Shortly after Vice President JD Vance appeared to warn Pope Leo XIV to “be careful” when speaking about theology and taking issue with his description of the US conflict in Iran as unjust, the US bishops’ point-man on doctrine issued a forceful statement on the church’s teaching about just war theory.
Vance’s comments at a Turning Point USA event at the University of Georgia 14 April come amid fallout after President Donald Trump lashed out at Pope Leo XIV on social media and in verbal remarks the previous day, calling him “weak on crime” and “terrible for foreign policy,” as tensions escalate over the Iran war.

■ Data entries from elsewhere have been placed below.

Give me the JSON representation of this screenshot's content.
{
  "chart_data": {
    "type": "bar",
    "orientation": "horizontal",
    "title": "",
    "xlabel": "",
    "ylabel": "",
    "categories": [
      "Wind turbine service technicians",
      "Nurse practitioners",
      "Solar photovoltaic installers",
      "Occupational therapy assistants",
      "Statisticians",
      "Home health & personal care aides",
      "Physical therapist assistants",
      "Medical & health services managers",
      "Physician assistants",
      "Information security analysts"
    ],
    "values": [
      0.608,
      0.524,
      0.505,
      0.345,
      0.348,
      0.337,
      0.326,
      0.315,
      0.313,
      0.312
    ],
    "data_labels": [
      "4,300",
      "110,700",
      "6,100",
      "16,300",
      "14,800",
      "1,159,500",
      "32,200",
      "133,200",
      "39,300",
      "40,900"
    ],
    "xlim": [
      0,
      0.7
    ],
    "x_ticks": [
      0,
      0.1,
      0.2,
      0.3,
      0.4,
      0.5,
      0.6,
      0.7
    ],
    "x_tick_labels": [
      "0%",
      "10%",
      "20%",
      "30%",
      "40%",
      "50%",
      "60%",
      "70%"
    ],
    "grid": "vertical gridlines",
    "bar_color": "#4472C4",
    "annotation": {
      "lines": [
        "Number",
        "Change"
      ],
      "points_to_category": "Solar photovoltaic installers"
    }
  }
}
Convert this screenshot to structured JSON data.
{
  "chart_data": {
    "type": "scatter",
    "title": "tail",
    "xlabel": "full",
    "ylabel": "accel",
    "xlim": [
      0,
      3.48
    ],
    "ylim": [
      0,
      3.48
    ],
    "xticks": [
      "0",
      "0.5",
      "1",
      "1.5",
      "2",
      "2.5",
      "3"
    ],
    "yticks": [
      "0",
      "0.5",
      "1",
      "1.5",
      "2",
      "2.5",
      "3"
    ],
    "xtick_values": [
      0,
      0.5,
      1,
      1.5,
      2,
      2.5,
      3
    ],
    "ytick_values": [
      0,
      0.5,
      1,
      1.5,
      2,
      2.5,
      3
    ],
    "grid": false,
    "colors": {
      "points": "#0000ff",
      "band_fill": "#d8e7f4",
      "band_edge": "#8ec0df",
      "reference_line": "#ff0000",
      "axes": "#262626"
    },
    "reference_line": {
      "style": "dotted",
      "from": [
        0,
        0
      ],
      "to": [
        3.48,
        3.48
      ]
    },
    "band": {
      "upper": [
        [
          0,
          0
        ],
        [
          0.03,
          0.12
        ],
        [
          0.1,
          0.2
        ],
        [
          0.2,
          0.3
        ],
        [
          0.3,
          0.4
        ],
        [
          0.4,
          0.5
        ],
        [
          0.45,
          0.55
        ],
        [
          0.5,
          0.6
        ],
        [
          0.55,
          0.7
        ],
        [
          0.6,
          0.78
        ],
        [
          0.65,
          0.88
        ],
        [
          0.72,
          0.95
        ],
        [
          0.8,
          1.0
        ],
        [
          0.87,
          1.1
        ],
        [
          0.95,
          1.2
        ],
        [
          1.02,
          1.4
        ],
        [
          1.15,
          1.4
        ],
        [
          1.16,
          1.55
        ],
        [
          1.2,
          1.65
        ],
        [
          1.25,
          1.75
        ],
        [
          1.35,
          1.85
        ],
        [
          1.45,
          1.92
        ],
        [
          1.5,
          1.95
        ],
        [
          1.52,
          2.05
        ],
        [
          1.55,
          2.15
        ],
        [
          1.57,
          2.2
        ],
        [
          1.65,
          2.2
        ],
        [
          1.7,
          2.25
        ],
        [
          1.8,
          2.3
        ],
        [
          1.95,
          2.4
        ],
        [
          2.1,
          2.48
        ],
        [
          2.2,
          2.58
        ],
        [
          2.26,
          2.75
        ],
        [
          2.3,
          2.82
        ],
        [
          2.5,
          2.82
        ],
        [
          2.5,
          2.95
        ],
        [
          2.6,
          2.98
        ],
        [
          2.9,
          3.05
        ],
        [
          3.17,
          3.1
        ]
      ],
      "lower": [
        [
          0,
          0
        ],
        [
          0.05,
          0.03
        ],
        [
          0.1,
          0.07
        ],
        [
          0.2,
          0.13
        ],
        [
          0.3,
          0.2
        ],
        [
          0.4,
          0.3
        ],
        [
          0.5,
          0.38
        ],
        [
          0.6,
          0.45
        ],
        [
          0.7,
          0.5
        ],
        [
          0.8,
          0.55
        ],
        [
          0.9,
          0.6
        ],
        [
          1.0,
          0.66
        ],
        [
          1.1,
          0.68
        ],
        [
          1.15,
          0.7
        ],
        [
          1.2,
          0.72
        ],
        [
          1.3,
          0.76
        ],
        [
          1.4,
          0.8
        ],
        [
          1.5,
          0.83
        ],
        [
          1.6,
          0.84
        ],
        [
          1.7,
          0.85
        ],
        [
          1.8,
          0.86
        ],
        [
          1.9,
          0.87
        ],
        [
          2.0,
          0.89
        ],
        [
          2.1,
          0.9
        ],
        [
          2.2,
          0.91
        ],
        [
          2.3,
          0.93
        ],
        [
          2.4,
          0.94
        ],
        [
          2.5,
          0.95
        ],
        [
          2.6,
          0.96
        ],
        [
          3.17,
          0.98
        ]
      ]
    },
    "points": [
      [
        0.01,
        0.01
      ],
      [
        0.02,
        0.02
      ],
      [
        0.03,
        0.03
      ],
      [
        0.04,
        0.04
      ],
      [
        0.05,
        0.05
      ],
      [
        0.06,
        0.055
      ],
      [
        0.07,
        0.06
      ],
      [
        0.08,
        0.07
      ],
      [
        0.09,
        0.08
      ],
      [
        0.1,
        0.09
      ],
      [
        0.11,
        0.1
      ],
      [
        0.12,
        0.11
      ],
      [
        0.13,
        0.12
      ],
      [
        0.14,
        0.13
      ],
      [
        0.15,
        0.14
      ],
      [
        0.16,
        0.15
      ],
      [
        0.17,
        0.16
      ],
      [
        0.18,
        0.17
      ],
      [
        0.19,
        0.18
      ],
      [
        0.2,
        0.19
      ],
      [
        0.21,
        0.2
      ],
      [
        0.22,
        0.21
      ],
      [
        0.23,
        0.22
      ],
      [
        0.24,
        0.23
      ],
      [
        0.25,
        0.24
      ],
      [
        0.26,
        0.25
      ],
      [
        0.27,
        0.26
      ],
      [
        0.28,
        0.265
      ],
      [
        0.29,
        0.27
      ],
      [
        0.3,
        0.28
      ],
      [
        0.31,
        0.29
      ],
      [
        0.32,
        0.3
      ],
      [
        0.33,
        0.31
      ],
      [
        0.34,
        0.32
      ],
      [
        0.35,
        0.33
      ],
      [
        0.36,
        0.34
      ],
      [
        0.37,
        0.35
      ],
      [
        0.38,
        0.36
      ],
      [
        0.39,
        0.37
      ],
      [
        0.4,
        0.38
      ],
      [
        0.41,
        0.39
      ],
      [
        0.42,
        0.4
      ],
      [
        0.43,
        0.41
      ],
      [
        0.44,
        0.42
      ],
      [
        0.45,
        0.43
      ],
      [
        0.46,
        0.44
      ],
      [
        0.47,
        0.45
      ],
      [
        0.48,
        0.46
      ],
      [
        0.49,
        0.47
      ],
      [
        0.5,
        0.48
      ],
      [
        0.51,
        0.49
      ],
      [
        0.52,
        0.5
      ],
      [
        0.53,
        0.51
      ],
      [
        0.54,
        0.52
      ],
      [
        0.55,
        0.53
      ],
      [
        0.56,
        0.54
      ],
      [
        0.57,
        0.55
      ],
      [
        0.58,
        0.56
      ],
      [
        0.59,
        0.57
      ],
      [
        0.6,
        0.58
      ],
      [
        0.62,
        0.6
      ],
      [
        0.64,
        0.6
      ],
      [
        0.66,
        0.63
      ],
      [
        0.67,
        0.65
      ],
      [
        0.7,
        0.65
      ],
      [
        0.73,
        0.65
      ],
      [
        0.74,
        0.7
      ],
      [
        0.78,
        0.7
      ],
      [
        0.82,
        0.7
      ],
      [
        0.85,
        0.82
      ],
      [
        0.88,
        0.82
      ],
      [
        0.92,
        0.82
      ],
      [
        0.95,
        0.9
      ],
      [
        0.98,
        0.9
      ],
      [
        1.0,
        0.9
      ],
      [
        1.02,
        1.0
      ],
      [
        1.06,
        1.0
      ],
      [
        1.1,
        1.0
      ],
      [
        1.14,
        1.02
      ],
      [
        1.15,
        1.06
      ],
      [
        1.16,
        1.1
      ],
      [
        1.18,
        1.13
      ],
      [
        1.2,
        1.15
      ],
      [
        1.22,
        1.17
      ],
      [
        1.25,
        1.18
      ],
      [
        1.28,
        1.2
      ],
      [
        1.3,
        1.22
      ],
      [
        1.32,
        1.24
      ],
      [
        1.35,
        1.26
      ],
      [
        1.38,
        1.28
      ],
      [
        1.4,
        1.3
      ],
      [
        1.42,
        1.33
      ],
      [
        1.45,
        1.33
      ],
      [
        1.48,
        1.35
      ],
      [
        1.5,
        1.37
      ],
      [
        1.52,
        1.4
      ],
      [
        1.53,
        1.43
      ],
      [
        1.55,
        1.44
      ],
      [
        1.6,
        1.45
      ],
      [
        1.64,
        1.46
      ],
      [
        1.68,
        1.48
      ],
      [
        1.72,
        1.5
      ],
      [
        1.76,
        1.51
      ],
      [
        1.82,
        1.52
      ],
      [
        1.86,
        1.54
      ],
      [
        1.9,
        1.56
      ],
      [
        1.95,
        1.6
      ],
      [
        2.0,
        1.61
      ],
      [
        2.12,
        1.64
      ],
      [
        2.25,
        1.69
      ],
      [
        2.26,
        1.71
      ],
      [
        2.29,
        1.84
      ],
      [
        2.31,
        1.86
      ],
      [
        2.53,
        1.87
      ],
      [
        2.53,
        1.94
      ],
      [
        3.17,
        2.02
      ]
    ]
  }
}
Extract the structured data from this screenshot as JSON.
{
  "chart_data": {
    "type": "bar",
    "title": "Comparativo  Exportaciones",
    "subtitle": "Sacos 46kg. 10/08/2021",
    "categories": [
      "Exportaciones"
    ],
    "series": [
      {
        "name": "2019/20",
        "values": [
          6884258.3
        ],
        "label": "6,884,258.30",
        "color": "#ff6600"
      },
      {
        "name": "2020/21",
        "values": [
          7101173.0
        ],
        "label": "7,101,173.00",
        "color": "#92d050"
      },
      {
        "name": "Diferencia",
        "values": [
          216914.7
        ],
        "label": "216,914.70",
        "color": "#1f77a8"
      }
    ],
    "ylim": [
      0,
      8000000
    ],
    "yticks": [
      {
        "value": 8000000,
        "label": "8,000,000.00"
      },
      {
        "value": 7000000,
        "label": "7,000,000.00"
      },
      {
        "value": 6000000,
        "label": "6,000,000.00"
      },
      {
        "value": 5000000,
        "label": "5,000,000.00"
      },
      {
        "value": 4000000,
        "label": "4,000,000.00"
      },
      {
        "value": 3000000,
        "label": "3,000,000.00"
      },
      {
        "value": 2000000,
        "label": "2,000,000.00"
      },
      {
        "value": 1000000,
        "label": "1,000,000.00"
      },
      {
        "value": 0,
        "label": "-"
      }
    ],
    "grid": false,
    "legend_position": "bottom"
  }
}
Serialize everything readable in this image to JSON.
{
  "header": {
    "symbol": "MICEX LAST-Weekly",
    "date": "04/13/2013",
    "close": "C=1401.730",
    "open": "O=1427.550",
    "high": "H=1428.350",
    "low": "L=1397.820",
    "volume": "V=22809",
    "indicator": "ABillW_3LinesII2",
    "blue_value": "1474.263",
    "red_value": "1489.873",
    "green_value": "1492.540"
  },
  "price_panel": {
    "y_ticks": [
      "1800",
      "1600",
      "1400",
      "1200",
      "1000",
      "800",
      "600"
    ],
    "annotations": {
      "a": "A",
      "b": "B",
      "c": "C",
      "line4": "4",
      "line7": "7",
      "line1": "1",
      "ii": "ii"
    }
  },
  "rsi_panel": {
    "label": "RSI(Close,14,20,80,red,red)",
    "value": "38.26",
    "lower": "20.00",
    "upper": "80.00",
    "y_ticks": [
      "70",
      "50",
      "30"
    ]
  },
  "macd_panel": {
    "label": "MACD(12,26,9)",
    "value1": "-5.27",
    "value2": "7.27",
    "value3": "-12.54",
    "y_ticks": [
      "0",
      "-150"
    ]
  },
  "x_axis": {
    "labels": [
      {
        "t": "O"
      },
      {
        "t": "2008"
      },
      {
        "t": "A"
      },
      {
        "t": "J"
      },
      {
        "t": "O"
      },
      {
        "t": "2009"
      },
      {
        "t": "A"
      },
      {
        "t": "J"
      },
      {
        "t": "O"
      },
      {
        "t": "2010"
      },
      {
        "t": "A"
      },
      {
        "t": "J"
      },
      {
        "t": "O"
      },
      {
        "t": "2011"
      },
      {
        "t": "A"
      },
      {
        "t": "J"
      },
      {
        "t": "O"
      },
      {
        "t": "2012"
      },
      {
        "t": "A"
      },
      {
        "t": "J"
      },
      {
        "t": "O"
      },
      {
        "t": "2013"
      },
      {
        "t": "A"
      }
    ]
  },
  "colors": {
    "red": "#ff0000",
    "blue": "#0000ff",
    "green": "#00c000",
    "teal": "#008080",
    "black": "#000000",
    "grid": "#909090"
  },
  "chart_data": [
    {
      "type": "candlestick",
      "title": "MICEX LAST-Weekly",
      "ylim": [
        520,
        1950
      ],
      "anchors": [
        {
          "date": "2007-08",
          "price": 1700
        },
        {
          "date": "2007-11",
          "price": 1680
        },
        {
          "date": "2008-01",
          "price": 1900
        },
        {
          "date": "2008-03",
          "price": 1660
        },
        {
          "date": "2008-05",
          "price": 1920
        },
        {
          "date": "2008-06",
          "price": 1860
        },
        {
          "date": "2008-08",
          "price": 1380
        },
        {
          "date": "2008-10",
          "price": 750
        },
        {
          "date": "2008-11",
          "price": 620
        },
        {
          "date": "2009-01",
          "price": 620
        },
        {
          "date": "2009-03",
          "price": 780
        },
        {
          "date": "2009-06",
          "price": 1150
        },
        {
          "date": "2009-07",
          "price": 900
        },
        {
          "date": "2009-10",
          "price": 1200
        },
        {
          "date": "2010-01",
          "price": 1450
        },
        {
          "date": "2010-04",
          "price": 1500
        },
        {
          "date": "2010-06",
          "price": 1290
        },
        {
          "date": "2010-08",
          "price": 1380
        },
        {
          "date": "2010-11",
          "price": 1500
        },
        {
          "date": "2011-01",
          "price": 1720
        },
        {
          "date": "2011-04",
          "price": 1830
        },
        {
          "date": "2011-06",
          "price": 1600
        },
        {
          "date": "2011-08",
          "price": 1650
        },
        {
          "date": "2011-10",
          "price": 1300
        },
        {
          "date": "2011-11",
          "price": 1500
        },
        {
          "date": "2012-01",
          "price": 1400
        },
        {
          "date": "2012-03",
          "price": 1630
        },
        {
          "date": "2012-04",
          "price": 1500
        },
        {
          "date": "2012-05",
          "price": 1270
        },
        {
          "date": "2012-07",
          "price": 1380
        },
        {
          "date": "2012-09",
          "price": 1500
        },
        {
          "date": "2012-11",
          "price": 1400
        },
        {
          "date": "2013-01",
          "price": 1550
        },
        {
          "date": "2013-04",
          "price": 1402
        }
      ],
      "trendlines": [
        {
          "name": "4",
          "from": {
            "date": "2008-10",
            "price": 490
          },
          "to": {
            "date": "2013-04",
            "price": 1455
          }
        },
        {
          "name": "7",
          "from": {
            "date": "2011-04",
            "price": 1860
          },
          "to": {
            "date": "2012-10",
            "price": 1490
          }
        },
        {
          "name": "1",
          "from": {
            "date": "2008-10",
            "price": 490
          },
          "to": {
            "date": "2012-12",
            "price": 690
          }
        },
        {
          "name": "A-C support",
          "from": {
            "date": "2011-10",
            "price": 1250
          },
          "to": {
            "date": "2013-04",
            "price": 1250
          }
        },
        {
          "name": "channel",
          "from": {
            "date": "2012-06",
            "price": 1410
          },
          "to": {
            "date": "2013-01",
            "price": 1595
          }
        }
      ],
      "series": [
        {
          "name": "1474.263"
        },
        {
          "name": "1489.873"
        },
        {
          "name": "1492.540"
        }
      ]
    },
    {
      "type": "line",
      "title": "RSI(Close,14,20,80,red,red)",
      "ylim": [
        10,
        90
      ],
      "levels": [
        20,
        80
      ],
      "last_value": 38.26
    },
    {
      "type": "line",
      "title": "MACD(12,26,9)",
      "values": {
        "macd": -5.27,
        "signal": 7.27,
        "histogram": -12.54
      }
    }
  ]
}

In a statement that did not name Vance, but was issued the day after his comments, Auxiliary Bishop James Massa of Brooklyn, New York, chairman of the US Conference of Catholic Bishops’ Committee on Doctrine, said, “For over a thousand years, the Catholic Church has taught just war theory and it is that long tradition the Holy Father carefully references in his comments on war.”
Vance invoked the church’s just war tradition at the TPUSA event, where he took issue with Pope Leo’s post on X in which the pontiff said God “is never on the side of those who once wielded the sword and today drop bombs.”
Pointing to the Catechism of the Catholic Church and other church documents, Vincent J. Miller, the Gudorf Chair in Catholic Theology and Culture at the University of Dayton, told OSV News, “The vice president’s answer shows he has much to learn about what the church actually teaches about peace and war.”